Endlich: Offenbar hat das chinesische Unternehmen Contemporary Amperex Technology (CATL) entschieden, in Deutschland Batteriezellen zu produzieren. Nach Erkenntnissen von ELECTRIVE.net favorisiert CATL Erfurt als Standort. Die Hinweise für eine Zellproduktion in Thüringen hatten sich zuletzt verdichtet; so berichtet Bloomberg mit Verweis auf Insider ebenfalls über den Beschluss von CATL. Eine offizielle Bestätigung des aufstrebenden Batteriekonzerns steht noch aus.
Die Bedeutung von CATL für die Autoindustrie ist in jüngster Vergangenheit stark gewachsen. Volkswagen und Daimler haben Lieferverträge für die I.D.-Serie sowie die Submarke EQ abgeschlossen. Darüber hinaus bekommen BMW, PSA und wohl auch Renault-Nissan Zellen von CATL.
In Deutschland waren nach dem gescheiterten Joint-Venture LiTec von Daimler und Evonik im sächsischen Kamenz keine Batteriezellen mehr in großem Stil gefertigt worden. Stattdessen konzentrierten sich die Hersteller darauf, meistens in Asien produzierte Einzelzellen zu einem System zusammenzufügen. Das ist eine elementare Kompetenz, lässt aber die Frage nach lokal gebauten Zellen offen.
Über einen Standort in Deutschland war lange spekuliert worden. So hat beispielsweise das Konsortium Terra E Holding eine Planungsgesellschaft gegründet. CEO Holger Gritzka verspricht, dass Ende 2019 die ersten Zellen vom Band laufen sollen. Dass jetzt darüber hinaus ein internationaler Konzern eine Fabrik mit einer anzunehmenden Kapazität im Gigawattstundenbereich beschlossen hat, ist eine weitere gute Nachricht.
Standortvorteile in Erfurt
Für Erfurt in Thüringen sprechen viele Argumente:
- Die geografische Lage in der Nähe des Volkswagen-Werkes in Zwickau (I.D.-Serie) und anderer relevanter Standorte wie BMW und Porsche in Leipzig.

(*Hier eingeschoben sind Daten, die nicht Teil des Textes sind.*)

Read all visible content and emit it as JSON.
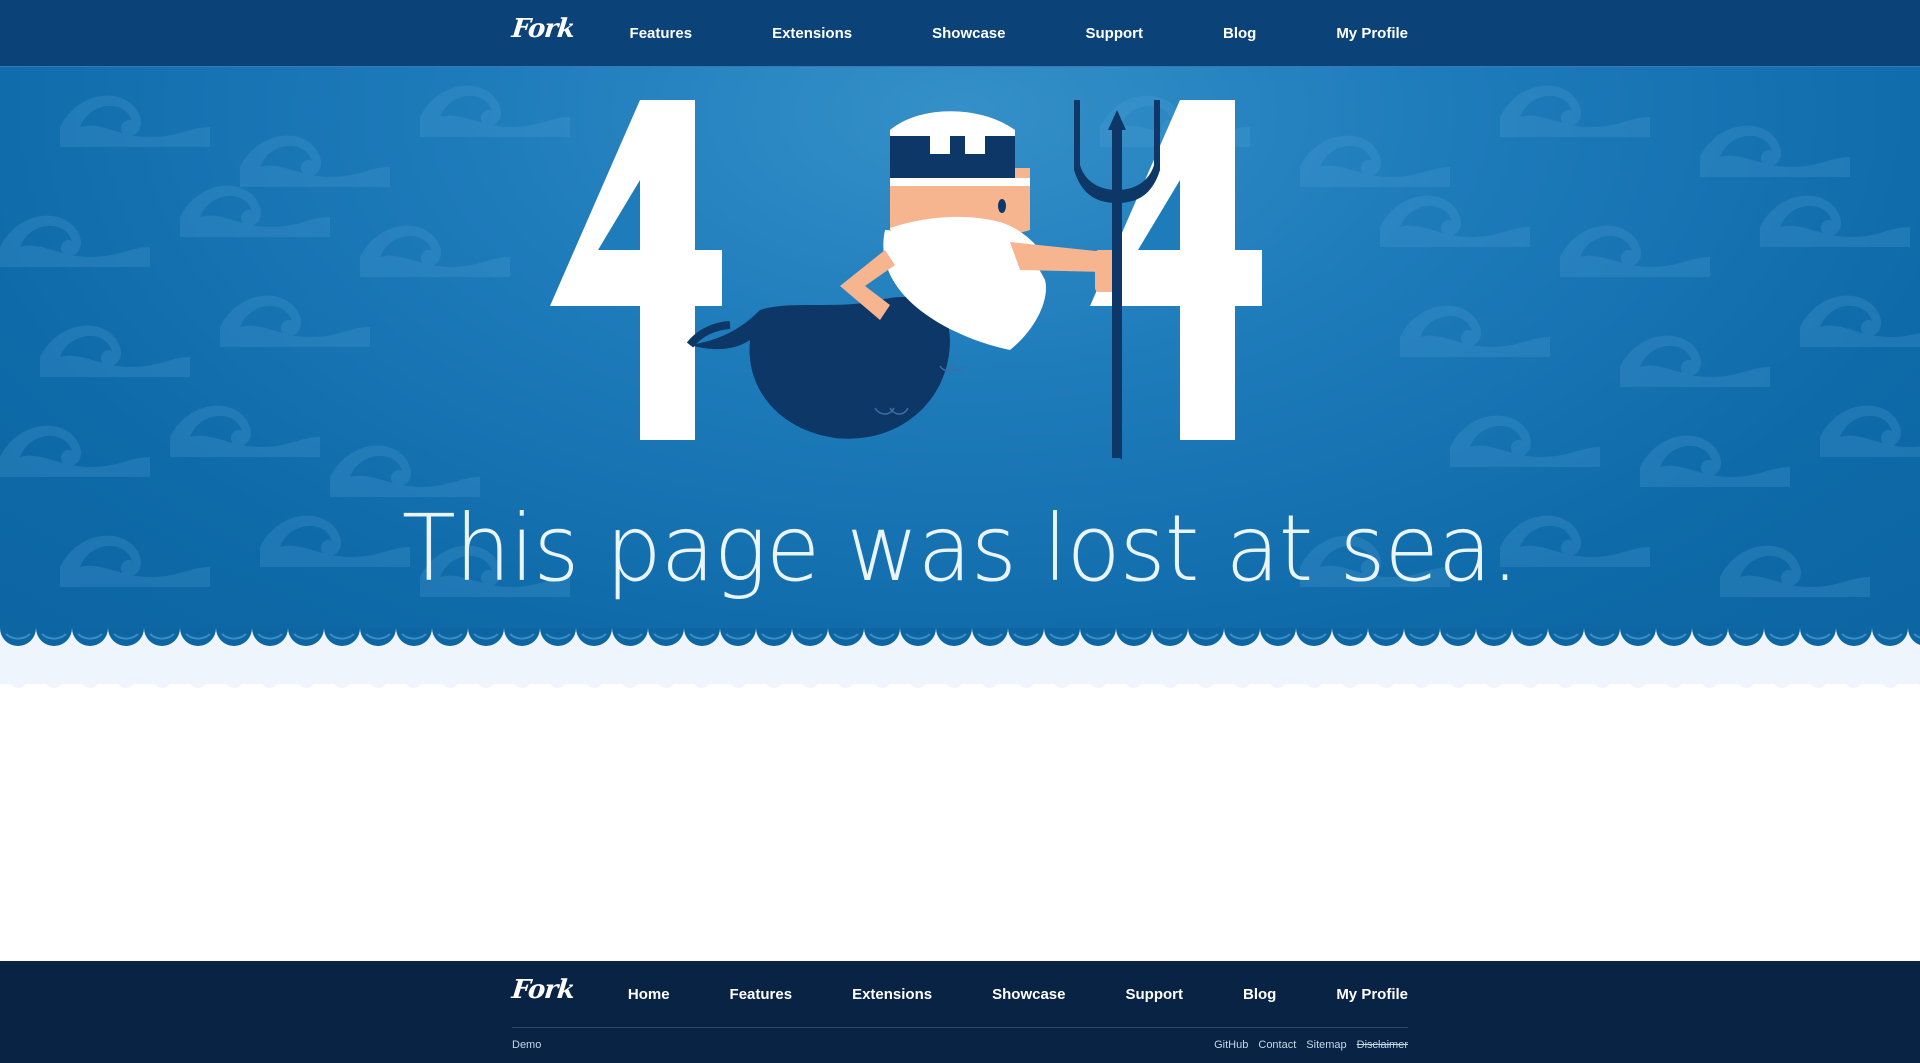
{
  "nav": {
    "logo": "Fork",
    "items": [
      {
        "label": "Features"
      },
      {
        "label": "Extensions"
      },
      {
        "label": "Showcase"
      },
      {
        "label": "Support"
      },
      {
        "label": "Blog"
      },
      {
        "label": "My Profile"
      }
    ]
  },
  "hero": {
    "error_code_left": "4",
    "error_code_right": "4",
    "headline": "This page was lost at sea.",
    "illustration_icon": "neptune-mascot-icon"
  },
  "footer": {
    "logo": "Fork",
    "items": [
      {
        "label": "Home"
      },
      {
        "label": "Features"
      },
      {
        "label": "Extensions"
      },
      {
        "label": "Showcase"
      },
      {
        "label": "Support"
      },
      {
        "label": "Blog"
      },
      {
        "label": "My Profile"
      }
    ],
    "left_link": "Demo",
    "links": [
      {
        "label": "GitHub"
      },
      {
        "label": "Contact"
      },
      {
        "label": "Sitemap"
      },
      {
        "label": "Disclaimer"
      }
    ]
  },
  "colors": {
    "nav_bg": "#0b4278",
    "hero_blue": "#1f7cbb",
    "dark_navy": "#0d3766",
    "skin": "#f6b58e",
    "footer_bg": "#082344",
    "foam": "#eef5fc"
  }
}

- Das hohe lokale Potenzial an sehr gut ausgebildeten Fachkräften mit Schlüsselqualifikationen.
- Die weltweit führende Automatisierungsperfektion deutscher Maschinen- und Anlagenbauer, welche die im Vergleich höheren Lohnkosten ausgleicht.

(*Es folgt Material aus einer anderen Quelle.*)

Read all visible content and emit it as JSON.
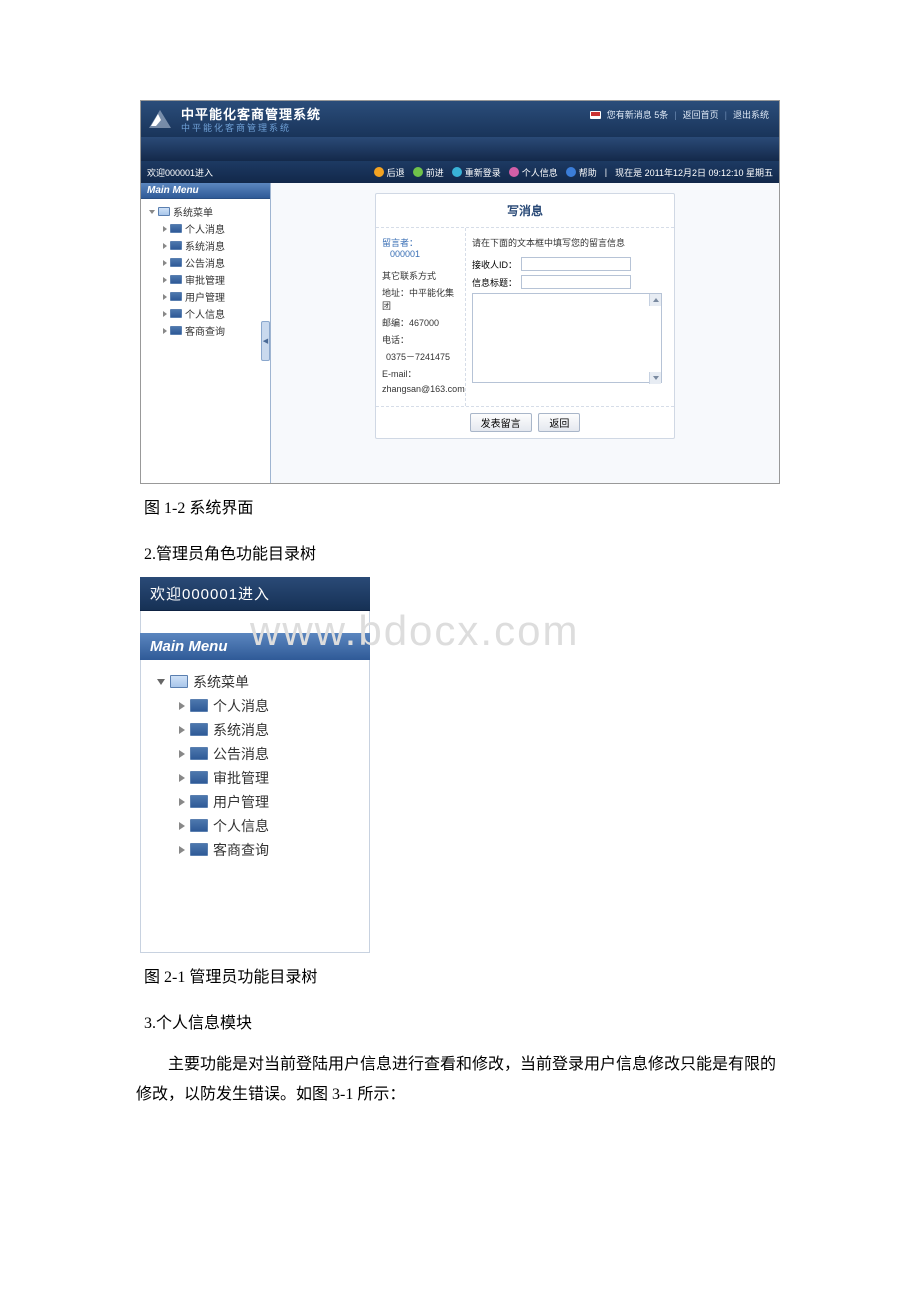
{
  "watermark": "www.bdocx.com",
  "doc": {
    "caption1": "图 1-2 系统界面",
    "section2_title": "2.管理员角色功能目录树",
    "caption2": "图 2-1 管理员功能目录树",
    "section3_title": "3.个人信息模块",
    "section3_body": "主要功能是对当前登陆用户信息进行查看和修改，当前登录用户信息修改只能是有限的修改，以防发生错误。如图 3-1 所示："
  },
  "shot1": {
    "app_title": "中平能化客商管理系统",
    "app_subtitle": "中平能化客商管理系统",
    "toplinks": {
      "newmsg": "您有新消息 5条",
      "home": "返回首页",
      "logout": "退出系统"
    },
    "toolbar": {
      "welcome": "欢迎000001进入",
      "back": "后退",
      "forward": "前进",
      "relogin": "重新登录",
      "profile": "个人信息",
      "help": "帮助",
      "time": "现在是 2011年12月2日 09:12:10 星期五"
    },
    "sidebar": {
      "main_menu": "Main Menu",
      "root": "系统菜单",
      "items": [
        "个人消息",
        "系统消息",
        "公告消息",
        "审批管理",
        "用户管理",
        "个人信息",
        "客商查询"
      ]
    },
    "panel": {
      "title": "写消息",
      "author_label": "留言者：",
      "author_id": "000001",
      "other_contact": "其它联系方式",
      "address": "地址：中平能化集团",
      "postcode": "邮编：467000",
      "phone_label": "电话：",
      "phone": "0375－7241475",
      "email_label": "E-mail：",
      "email": "zhangsan@163.com",
      "instruction": "请在下面的文本框中填写您的留言信息",
      "recv_label": "接收人ID：",
      "subject_label": "信息标题：",
      "submit": "发表留言",
      "back": "返回"
    }
  },
  "shot2": {
    "welcome": "欢迎000001进入",
    "main_menu": "Main Menu",
    "root": "系统菜单",
    "items": [
      "个人消息",
      "系统消息",
      "公告消息",
      "审批管理",
      "用户管理",
      "个人信息",
      "客商查询"
    ]
  }
}
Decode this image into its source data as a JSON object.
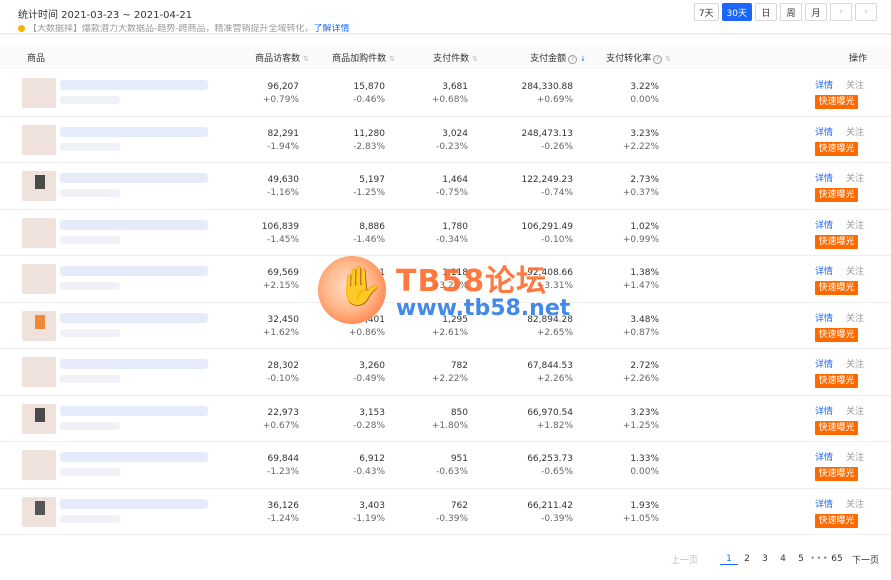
{
  "header": {
    "stat_time": "统计时间 2021-03-23 ~ 2021-04-21",
    "periods": [
      "7天",
      "30天",
      "日",
      "周",
      "月"
    ],
    "active_period": "30天",
    "prev_icon": "chevron-left-icon",
    "next_icon": "chevron-right-icon"
  },
  "notice": {
    "text": "【大数据择】爆款潜力大数据品-趋势-跨商品，精准营销提升全域转化，",
    "link": "了解详情"
  },
  "table": {
    "columns": {
      "product": "商品",
      "visitors": "商品访客数",
      "cart": "商品加购件数",
      "pay_items": "支付件数",
      "pay_amount": "支付金额",
      "conversion": "支付转化率",
      "action": "操作"
    },
    "actions": {
      "detail": "详情",
      "follow": "关注",
      "expose": "快速曝光"
    },
    "rows": [
      {
        "visitors": "96,207",
        "visitors_chg": "+0.79%",
        "cart": "15,870",
        "cart_chg": "-0.46%",
        "pay_items": "3,681",
        "pay_items_chg": "+0.68%",
        "pay_amount": "284,330.88",
        "pay_amount_chg": "+0.69%",
        "conversion": "3.22%",
        "conversion_chg": "0.00%"
      },
      {
        "visitors": "82,291",
        "visitors_chg": "-1.94%",
        "cart": "11,280",
        "cart_chg": "-2.83%",
        "pay_items": "3,024",
        "pay_items_chg": "-0.23%",
        "pay_amount": "248,473.13",
        "pay_amount_chg": "-0.26%",
        "conversion": "3.23%",
        "conversion_chg": "+2.22%"
      },
      {
        "visitors": "49,630",
        "visitors_chg": "-1.16%",
        "cart": "5,197",
        "cart_chg": "-1.25%",
        "pay_items": "1,464",
        "pay_items_chg": "-0.75%",
        "pay_amount": "122,249.23",
        "pay_amount_chg": "-0.74%",
        "conversion": "2.73%",
        "conversion_chg": "+0.37%"
      },
      {
        "visitors": "106,839",
        "visitors_chg": "-1.45%",
        "cart": "8,886",
        "cart_chg": "-1.46%",
        "pay_items": "1,780",
        "pay_items_chg": "-0.34%",
        "pay_amount": "106,291.49",
        "pay_amount_chg": "-0.10%",
        "conversion": "1.02%",
        "conversion_chg": "+0.99%"
      },
      {
        "visitors": "69,569",
        "visitors_chg": "+2.15%",
        "cart": "6,431",
        "cart_chg": "-1.10%",
        "pay_items": "1,118",
        "pay_items_chg": "+3.25%",
        "pay_amount": "92,408.66",
        "pay_amount_chg": "+3.31%",
        "conversion": "1.38%",
        "conversion_chg": "+1.47%"
      },
      {
        "visitors": "32,450",
        "visitors_chg": "+1.62%",
        "cart": "5,401",
        "cart_chg": "+0.86%",
        "pay_items": "1,295",
        "pay_items_chg": "+2.61%",
        "pay_amount": "82,894.28",
        "pay_amount_chg": "+2.65%",
        "conversion": "3.48%",
        "conversion_chg": "+0.87%"
      },
      {
        "visitors": "28,302",
        "visitors_chg": "-0.10%",
        "cart": "3,260",
        "cart_chg": "-0.49%",
        "pay_items": "782",
        "pay_items_chg": "+2.22%",
        "pay_amount": "67,844.53",
        "pay_amount_chg": "+2.26%",
        "conversion": "2.72%",
        "conversion_chg": "+2.26%"
      },
      {
        "visitors": "22,973",
        "visitors_chg": "+0.67%",
        "cart": "3,153",
        "cart_chg": "-0.28%",
        "pay_items": "850",
        "pay_items_chg": "+1.80%",
        "pay_amount": "66,970.54",
        "pay_amount_chg": "+1.82%",
        "conversion": "3.23%",
        "conversion_chg": "+1.25%"
      },
      {
        "visitors": "69,844",
        "visitors_chg": "-1.23%",
        "cart": "6,912",
        "cart_chg": "-0.43%",
        "pay_items": "951",
        "pay_items_chg": "-0.63%",
        "pay_amount": "66,253.73",
        "pay_amount_chg": "-0.65%",
        "conversion": "1.33%",
        "conversion_chg": "0.00%"
      },
      {
        "visitors": "36,126",
        "visitors_chg": "-1.24%",
        "cart": "3,403",
        "cart_chg": "-1.19%",
        "pay_items": "762",
        "pay_items_chg": "-0.39%",
        "pay_amount": "66,211.42",
        "pay_amount_chg": "-0.39%",
        "conversion": "1.93%",
        "conversion_chg": "+1.05%"
      }
    ]
  },
  "pagination": {
    "prev": "上一页",
    "pages": [
      "1",
      "2",
      "3",
      "4",
      "5"
    ],
    "active_page": "1",
    "ellipsis": "•••",
    "last": "65",
    "next": "下一页"
  },
  "watermark": {
    "title": "TB58论坛",
    "url": "www.tb58.net"
  },
  "colors": {
    "accent": "#1a66ff",
    "expose_button": "#ff6a00"
  }
}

- Das Wissenschaftscluster im Bundesland Thüringen mit zum Beispiel der Batterieforschung in Jena.
- Die Förderung durch das Bundesland Thüringen im Rahmen der „Gemeinschaftsaufgabe Verbesserung der regionalen Wirtschaftsstruktur“ (GRW).

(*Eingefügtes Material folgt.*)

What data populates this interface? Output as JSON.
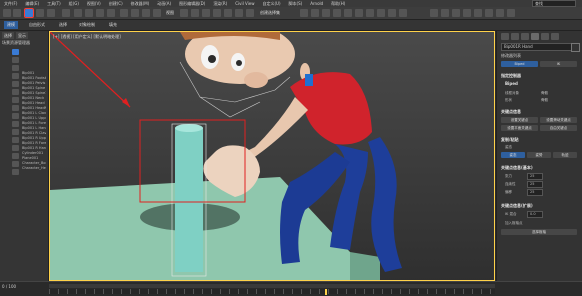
{
  "menubar": {
    "items": [
      "文件(F)",
      "编辑(E)",
      "工具(T)",
      "组(G)",
      "视图(V)",
      "创建(C)",
      "修改器(M)",
      "动画(A)",
      "图形编辑器(D)",
      "渲染(R)",
      "Civil View",
      "自定义(U)",
      "脚本(S)",
      "Arnold",
      "帮助(H)"
    ],
    "search_value": "查找"
  },
  "toolbar": {
    "view_dropdown": "视图",
    "create_selection_set": "创建选择集"
  },
  "ribbon": {
    "tabs": [
      "建模",
      "自由形式",
      "选择",
      "对象绘制",
      "填充"
    ]
  },
  "left_panel": {
    "tabs": [
      "选择",
      "显示"
    ],
    "title": "场景资源管理器",
    "tree_items": [
      "Bip001",
      "Bip001 Footsteps",
      "Bip001 Pelvis",
      "Bip001 Spine",
      "Bip001 Spine1",
      "Bip001 Neck",
      "Bip001 Head",
      "Bip001 HeadNub",
      "Bip001 L Clavicle",
      "Bip001 L UpperArm",
      "Bip001 L Forearm",
      "Bip001 L Hand",
      "Bip001 R Clavicle",
      "Bip001 R UpperArm",
      "Bip001 R Forearm",
      "Bip001 R Hand",
      "Cylinder001",
      "Plane001",
      "Character_Body",
      "Character_Head"
    ]
  },
  "viewport": {
    "label": "[+] [透视] [用户定义] [默认明暗处理]"
  },
  "right_panel": {
    "object_name": "Bip001R Hand",
    "modifier_list": "修改器列表",
    "buttons_top": [
      "Biped",
      "IK"
    ],
    "section_assign": "指定控制器",
    "section_trackbar": "Biped",
    "rows": [
      {
        "label": "线框对象",
        "value": "骨骼"
      },
      {
        "label": "形状",
        "value": "骨骼"
      }
    ],
    "section_key": "关键点信息",
    "key_buttons": [
      "设置关键点",
      "设置滑动关键点",
      "设置平面关键点",
      "自由关键点"
    ],
    "section_ik": "复制/粘贴",
    "ik_label": "姿态",
    "ik_buttons": [
      "姿态",
      "姿势",
      "轨迹"
    ],
    "section_track": "关键点信息(基本)",
    "track_fields": [
      {
        "label": "张力",
        "value": "25"
      },
      {
        "label": "连续性",
        "value": "25"
      },
      {
        "label": "偏移",
        "value": "25"
      }
    ],
    "section_ik_blend": "关键点信息(扩展)",
    "ik_blend_label": "IK 混合",
    "ik_blend_value": "0.0",
    "anchor_label": "加入枢轴点",
    "select_pivot": "选择枢轴"
  },
  "timeline": {
    "frame": "0 / 100"
  }
}
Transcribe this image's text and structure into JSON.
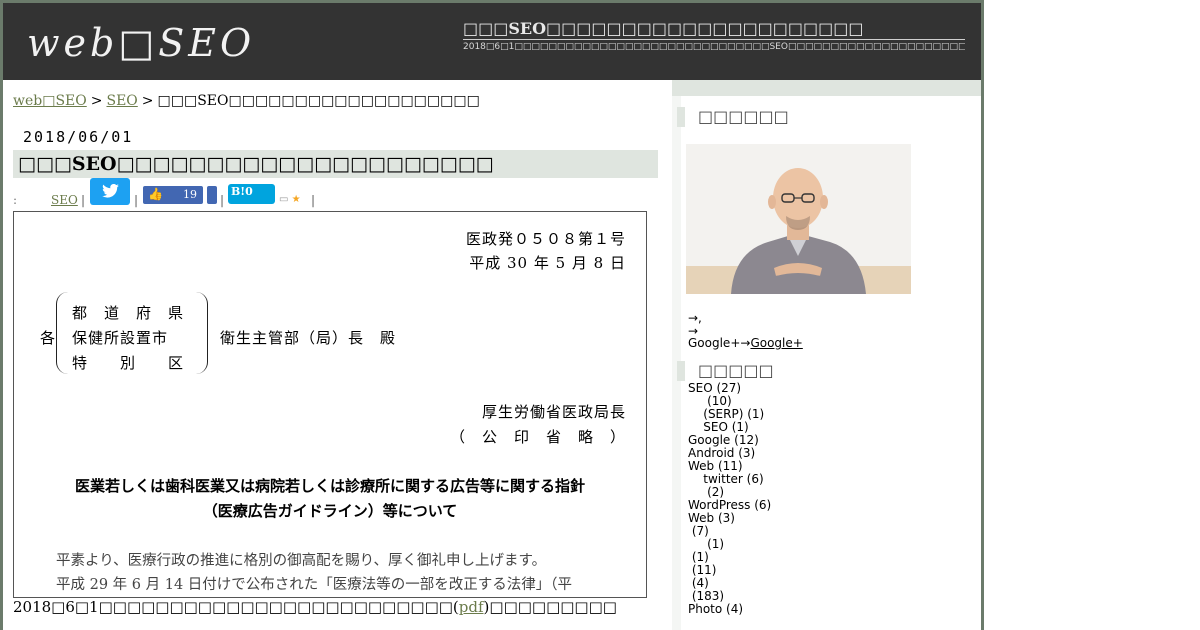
{
  "header": {
    "logo": "web□SEO",
    "title": "□□□SEO□□□□□□□□□□□□□□□□□□□□□",
    "description": "2018□6□1□□□□□□□□□□□□□□□□□□□□□□□□□□□□□□SEO□□□□□□□□□□□□□□□□□□□□□□□□□□□□□□□□□□□□SEO□□□□□□□□□□□□□"
  },
  "breadcrumb": {
    "home": "web□SEO",
    "sep1": ">",
    "category": "SEO",
    "sep2": ">",
    "current": "□□□SEO□□□□□□□□□□□□□□□□□□□"
  },
  "post": {
    "date": "2018/06/01",
    "title": "□□□SEO□□□□□□□□□□□□□□□□□□□□□",
    "meta_colon": ":",
    "meta_category": "SEO",
    "bar": "|",
    "facebook_count": "19",
    "hatena_label": "B!0",
    "after_text_pre": "2018□6□1□□□□□□□□□□□□□□□□□□□□□□□□□(",
    "after_link": "pdf",
    "after_text_post": ")□□□□□□□□□"
  },
  "document": {
    "number": "医政発０５０８第１号",
    "date": "平成 30 年 5 月 8 日",
    "addr_prefix": "各",
    "addr_line1": "都　道　府　県",
    "addr_line2": "保健所設置市",
    "addr_line3": "特　　別　　区",
    "addressee": "衛生主管部（局）長　殿",
    "sender": "厚生労働省医政局長",
    "seal": "（　公　印　省　略　）",
    "subject_line1": "医業若しくは歯科医業又は病院若しくは診療所に関する広告等に関する指針",
    "subject_line2": "（医療広告ガイドライン）等について",
    "body_line1": "平素より、医療行政の推進に格別の御高配を賜り、厚く御礼申し上げます。",
    "body_line2": "平成 29 年 6 月 14 日付けで公布された「医療法等の一部を改正する法律」（平"
  },
  "sidebar": {
    "profile_heading": "□□□□□□",
    "arrow1": "→,",
    "arrow2": "→",
    "google_text": "Google+→",
    "google_link": "Google+",
    "categories_heading": "□□□□□",
    "categories": [
      "SEO (27)",
      "     (10)",
      "    (SERP) (1)",
      "    SEO (1)",
      "Google (12)",
      "Android (3)",
      "Web (11)",
      "    twitter (6)",
      "     (2)",
      "WordPress (6)",
      "Web (3)",
      " (7)",
      "     (1)",
      " (1)",
      " (11)",
      " (4)",
      " (183)",
      "Photo (4)"
    ]
  },
  "colors": {
    "header_bg": "#333333",
    "title_band": "#dfe5df",
    "link": "#6b7b4b",
    "twitter": "#1da1f2",
    "facebook": "#4267b2",
    "hatena": "#00a4de"
  }
}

- Auch die Eröffnung der durchgehenden ICE-Strecke von München über Erfurt nach Berlin ist ein ernst zu nehmender Pluspunkt.
Die Nachfrage nach Batteriezellen wächst rapide an. 2020 soll die globale Gesamtproduktion bei rund 175 Gigawattstunden (GWh) liegen. Das entspricht ungefähr dem Fünffachen des Jahres 2016. Aus ELECTRIVE.net vorliegenden Quellen ist ersichtlich, dass CATL hierzu etwa 44 GWh, also etwa ein Viertel, beitragen soll – und ein Teil davon wird in Deutschland produziert werden.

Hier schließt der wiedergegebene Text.